J’ai connu dans le même temps, sur les quais, un bibliomane plus étrange encore. Il avait coutume d’arracher des livres les pages qui lui déplaisaient et, comme il avait le goût délicat, il ne lui restait pas dans sa bibliothèque un seul volume complet. Ses collections étaient composées de lambeaux et de débris qu’il faisait relier magnifiquement. J’ai des raisons pour ne point le nommer, bien qu’il soit mort depuis longtemps. Ceux qui l’ont connu le reconnaîtront quand j’aurai dit qu’il composait lui-même des livres somptueux et bizarres sur la numismatique et les publiait par fascicules. Les souscripteurs étaient peu nombreux ; il y avait parmi eux un collectionneur violent, dont le nom est resté célèbre chez les curieux, le colonel Maurin. Il s’était fait inscrire le premier et était fort exact à retirer chaque livraison à mesure qu’elle paraissait. Pourtant il dut faire un assez long voyage. L’autre l’apprit : Aussitôt il publia un nouveau fascicule et envoya aux souscripteurs l’avis suivant : « Tout exemplaire du dernier fascicule qui n’aura pas été retiré par le souscripteur dans le délai de quinze jours sera détruit. » Il comptait bien que le colonel Maurin ne pourrait revenir à temps pour retirer son exemplaire. En effet, ce n’était pas possible. Mais le colonel fit l’impossible et se présenta chez l’auteur-éditeur le seizième jour, au moment même où celui-ci jetait le fascicule au feu. Une lutte s’engagea entre les deux collectionneurs. Le colonel fut victorieux : il retira les feuillets des flammes et les emporta triomphant dans sa maison de la rue des Boulangers où il entassait toutes sortes de débris des siècles. Il possédait des boîtes de momies, l’échelle de Latude, des pierres de la Bastille. Il était de ces hommes qui veulent fourrer l’univers dans une armoire. Tel est le rêve de tout collectionneur. Et comme ce rêve est irréalisable, les vrais collectionneurs ont, comme les amants, dans le bonheur même, des tristesses infinies. Ils savent bien qu’ils ne pourront jamais mettre la terre sous clef, dans une vitrine. De là leur mélancolie profonde.
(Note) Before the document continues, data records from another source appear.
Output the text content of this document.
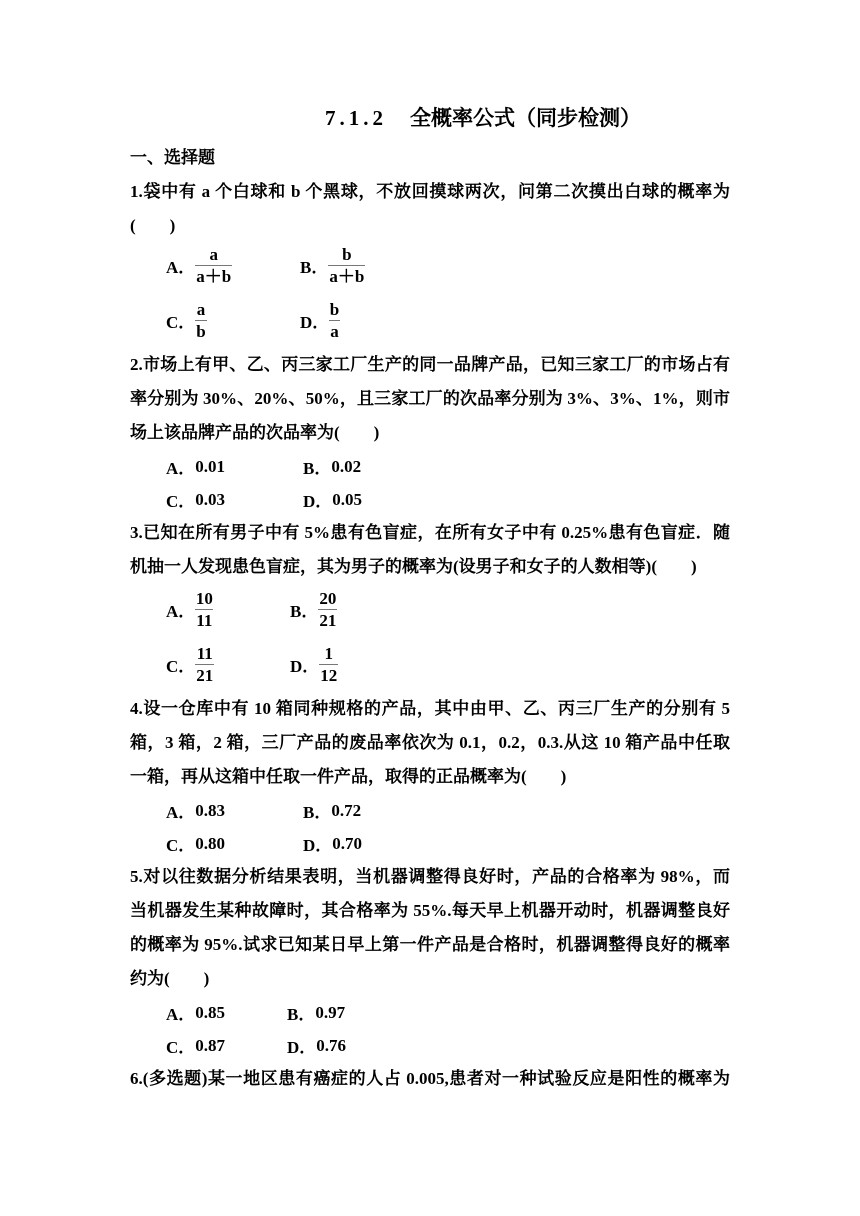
7.1.2 全概率公式（同步检测）
一、选择题
1.袋中有 a 个白球和 b 个黑球，不放回摸球两次，问第二次摸出白球的概率为
(　　)
A． $\frac{a}{a+b}$	B． $\frac{b}{a+b}$
C． $\frac{a}{b}$	D． $\frac{b}{a}$
2.市场上有甲、乙、丙三家工厂生产的同一品牌产品，已知三家工厂的市场占有
率分别为 30%、20%、50%，且三家工厂的次品率分别为 3%、3%、1%，则市
场上该品牌产品的次品率为(　　)
A． 0.01	B． 0.02
C． 0.03	D． 0.05
3.已知在所有男子中有 5%患有色盲症，在所有女子中有 0.25%患有色盲症．随
机抽一人发现患色盲症，其为男子的概率为(设男子和女子的人数相等)(　　)
A． $\frac{10}{11}$	B． $\frac{20}{21}$
C． $\frac{11}{21}$	D． $\frac{1}{12}$
4.设一仓库中有 10 箱同种规格的产品，其中由甲、乙、丙三厂生产的分别有 5
箱，3 箱，2 箱，三厂产品的废品率依次为 0.1，0.2，0.3.从这 10 箱产品中任取
一箱，再从这箱中任取一件产品，取得的正品概率为(　　)
A． 0.83	B． 0.72
C． 0.80	D． 0.70
5.对以往数据分析结果表明，当机器调整得良好时，产品的合格率为 98%，而
当机器发生某种故障时，其合格率为 55%.每天早上机器开动时，机器调整良好
的概率为 95%.试求已知某日早上第一件产品是合格时，机器调整得良好的概率
约为(　　)
A． 0.85	B． 0.97
C． 0.87	D． 0.76
6.(多选题)某一地区患有癌症的人占 0.005,患者对一种试验反应是阳性的概率为
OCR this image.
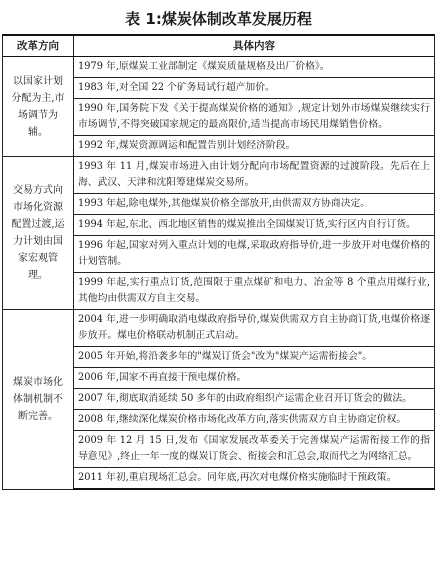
表 1:煤炭体制改革发展历程
改革方向	具体内容
以国家计划分配为主,市场调节为辅。	1979 年,原煤炭工业部制定《煤炭质量规格及出厂价格》。
	1983 年,对全国 22 个矿务局试行超产加价。
	1990 年,国务院下发《关于提高煤炭价格的通知》,规定计划外市场煤炭继续实行市场调节,不得突破国家规定的最高限价,适当提高市场民用煤销售价格。
	1992 年,煤炭资源调运和配置告别计划经济阶段。
交易方式向市场化资源配置过渡,运力计划由国家宏观管理。	1993 年 11 月,煤炭市场进入由计划分配向市场配置资源的过渡阶段。先后在上海、武汉、天津和沈阳筹建煤炭交易所。
	1993 年起,除电煤外,其他煤炭价格全部放开,由供需双方协商决定。
	1994 年起,东北、西北地区销售的煤炭推出全国煤炭订货,实行区内自行订货。
	1996 年起,国家对列入重点计划的电煤,采取政府指导价,进一步放开对电煤价格的计划管制。
	1999 年起,实行重点订货,范围限于重点煤矿和电力、冶金等 8 个重点用煤行业,其他均由供需双方自主交易。
煤炭市场化体制机制不断完善。	2004 年,进一步明确取消电煤政府指导价,煤炭供需双方自主协商订货,电煤价格逐步放开。煤电价格联动机制正式启动。
	2005 年开始,将沿袭多年的"煤炭订货会"改为"煤炭产运需衔接会"。
	2006 年,国家不再直接干预电煤价格。
	2007 年,彻底取消延续 50 多年的由政府组织产运需企业召开订货会的做法。
	2008 年,继续深化煤炭价格市场化改革方向,落实供需双方自主协商定价权。
	2009 年 12 月 15 日,发布《国家发展改革委关于完善煤炭产运需衔接工作的指导意见》,终止一年一度的煤炭订货会、衔接会和汇总会,取而代之为网络汇总。
	2011 年初,重启现场汇总会。同年底,再次对电煤价格实施临时干预政策。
J’ai pratiqué aussi les grands bibliophiles, ceux qui recueillent les incunables, les humbles monuments de la xylographie du XVe siècle, et pour qui la Bible des pauvres, avec ses grossières figures, a plus de charmes que toutes les séductions de la nature unies à toutes les magies de l’art ; ceux qui réunissent les royales reliures faites pour Henri II, Diane de Poitiers et Henri III, les petits fers du XVIe et du XVIIe siècle, que Marius reproduit aujourd’hui avec une régularité qui manque aux originaux ; ceux qui recherchent les maroquins aux armes des princes et des reines ; ceux enfin qui rassemblent les éditions originales de nos classiques. J’aurais pu vous faire les portraits de quelques-uns de ceux-là, mais ils vous auraient moins amusés, je crois, que ceux de mon pauvre vicaire et de mon pauvre chanoine. Il en est des bibliophiles comme des autres hommes. Ceux qui nous intéressent le plus ne sont point les habiles et les savants, ce sont les humbles et les candides.
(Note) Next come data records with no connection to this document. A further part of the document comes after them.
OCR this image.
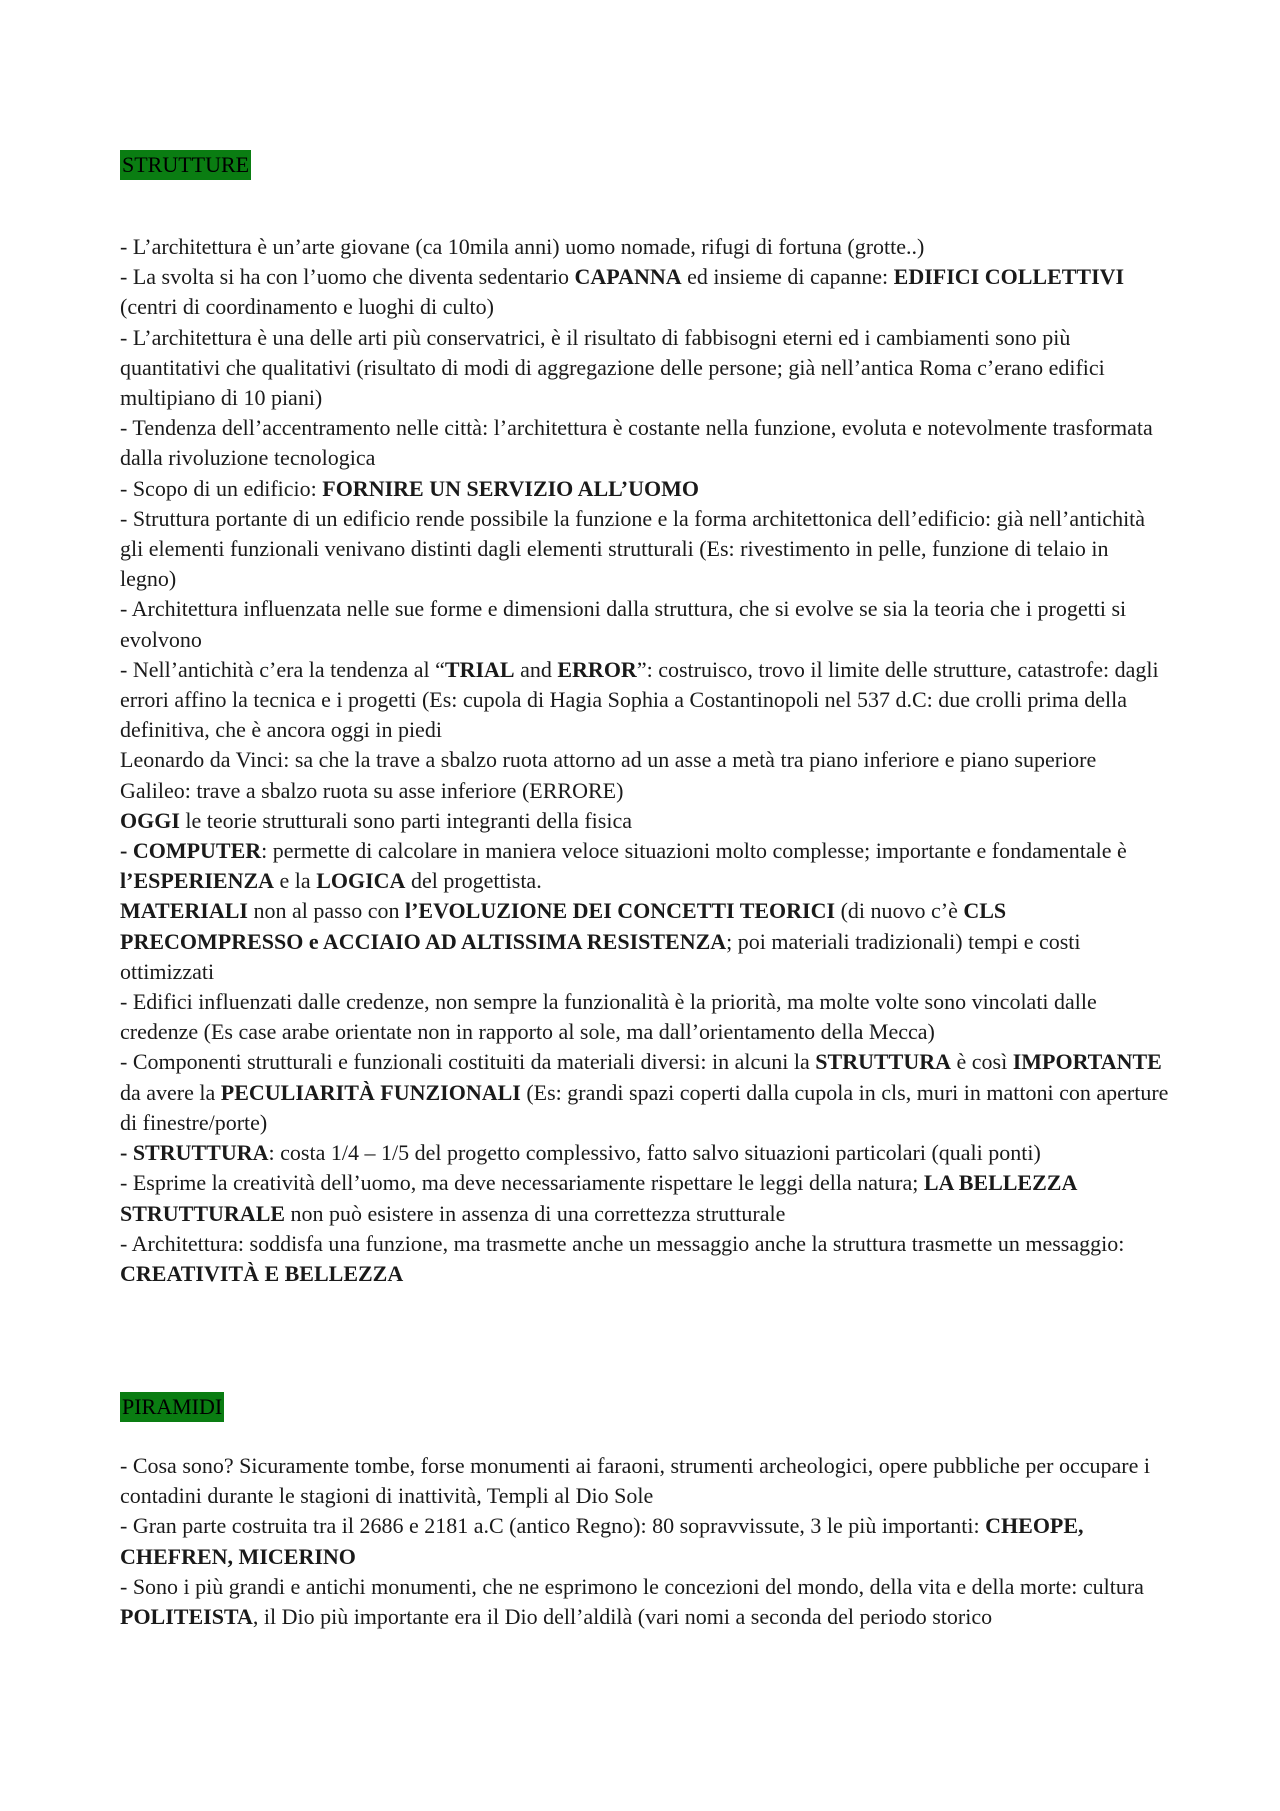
STRUTTURE

- L’architettura è un’arte giovane (ca 10mila anni) uomo nomade, rifugi di fortuna (grotte..)

- La svolta si ha con l’uomo che diventa sedentario CAPANNA ed insieme di capanne: EDIFICI COLLETTIVI (centri di coordinamento e luoghi di culto)

- L’architettura è una delle arti più conservatrici, è il risultato di fabbisogni eterni ed i cambiamenti sono più quantitativi che qualitativi (risultato di modi di aggregazione delle persone; già nell’antica Roma c’erano edifici multipiano di 10 piani)

- Tendenza dell’accentramento nelle città: l’architettura è costante nella funzione, evoluta e notevolmente trasformata dalla rivoluzione tecnologica

- Scopo di un edificio: FORNIRE UN SERVIZIO ALL’UOMO

- Struttura portante di un edificio rende possibile la funzione e la forma architettonica dell’edificio: già nell’antichità gli elementi funzionali venivano distinti dagli elementi strutturali (Es: rivestimento in pelle, funzione di telaio in legno)

- Architettura influenzata nelle sue forme e dimensioni dalla struttura, che si evolve se sia la teoria che i progetti si evolvono

- Nell’antichità c’era la tendenza al “TRIAL and ERROR”: costruisco, trovo il limite delle strutture, catastrofe: dagli errori affino la tecnica e i progetti (Es: cupola di Hagia Sophia a Costantinopoli nel 537 d.C: due crolli prima della definitiva, che è ancora oggi in piedi

Leonardo da Vinci: sa che la trave a sbalzo ruota attorno ad un asse a metà tra piano inferiore e piano superiore

Galileo: trave a sbalzo ruota su asse inferiore (ERRORE)

OGGI le teorie strutturali sono parti integranti della fisica

- COMPUTER: permette di calcolare in maniera veloce situazioni molto complesse; importante e fondamentale è l’ESPERIENZA e la LOGICA del progettista.

MATERIALI non al passo con l’EVOLUZIONE DEI CONCETTI TEORICI (di nuovo c’è CLS PRECOMPRESSO e ACCIAIO AD ALTISSIMA RESISTENZA; poi materiali tradizionali) tempi e costi ottimizzati

- Edifici influenzati dalle credenze, non sempre la funzionalità è la priorità, ma molte volte sono vincolati dalle credenze (Es case arabe orientate non in rapporto al sole, ma dall’orientamento della Mecca)

- Componenti strutturali e funzionali costituiti da materiali diversi: in alcuni la STRUTTURA è così IMPORTANTE da avere la PECULIARITÀ FUNZIONALI (Es: grandi spazi coperti dalla cupola in cls, muri in mattoni con aperture di finestre/porte)

- STRUTTURA: costa 1/4 – 1/5 del progetto complessivo, fatto salvo situazioni particolari (quali ponti)

- Esprime la creatività dell’uomo, ma deve necessariamente rispettare le leggi della natura; LA BELLEZZA STRUTTURALE non può esistere in assenza di una correttezza strutturale

- Architettura: soddisfa una funzione, ma trasmette anche un messaggio anche la struttura trasmette un messaggio: CREATIVITÀ E BELLEZZA

PIRAMIDI

- Cosa sono? Sicuramente tombe, forse monumenti ai faraoni, strumenti archeologici, opere pubbliche per occupare i contadini durante le stagioni di inattività, Templi al Dio Sole

- Gran parte costruita tra il 2686 e 2181 a.C (antico Regno): 80 sopravvissute, 3 le più importanti: CHEOPE, CHEFREN, MICERINO

- Sono i più grandi e antichi monumenti, che ne esprimono le concezioni del mondo, della vita e della morte: cultura POLITEISTA, il Dio più importante era il Dio dell’aldilà (vari nomi a seconda del periodo storico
Et puis, si nobles, si beaux que soient les exemplaires dont le bibliophile se réjouit, pour admirable qu’il tienne un livre, ce livre fût-il la Guirlande de Julie, calligraphiée par Jarry, il y a quelque chose que je mettrai encore au-dessus : c’est le tonneau de Diogène. On est libre dedans, tandis que le bibliophile est l’esclave de ses collections.
Nous faisons en ce temps-ci trop de bibliothèques et de musées. Nos pères s’embarrassaient de moins de choses et sentaient mieux la nature. M. de Bismarck a coutume de dire pour faire valoir ses arguments : « Messieurs, je vous apporte des considérations inspirées non par le tapis vert, mais bien par la verte campagne. » Cette image, un peu étrange et barbare, est pleine de force et de saveur. Pour ma part, je la goûte infiniment. Les bonnes raisons sont celles qu’inspire la vivante nature. Il est bon de faire des collections : il est meilleur de faire des promenades.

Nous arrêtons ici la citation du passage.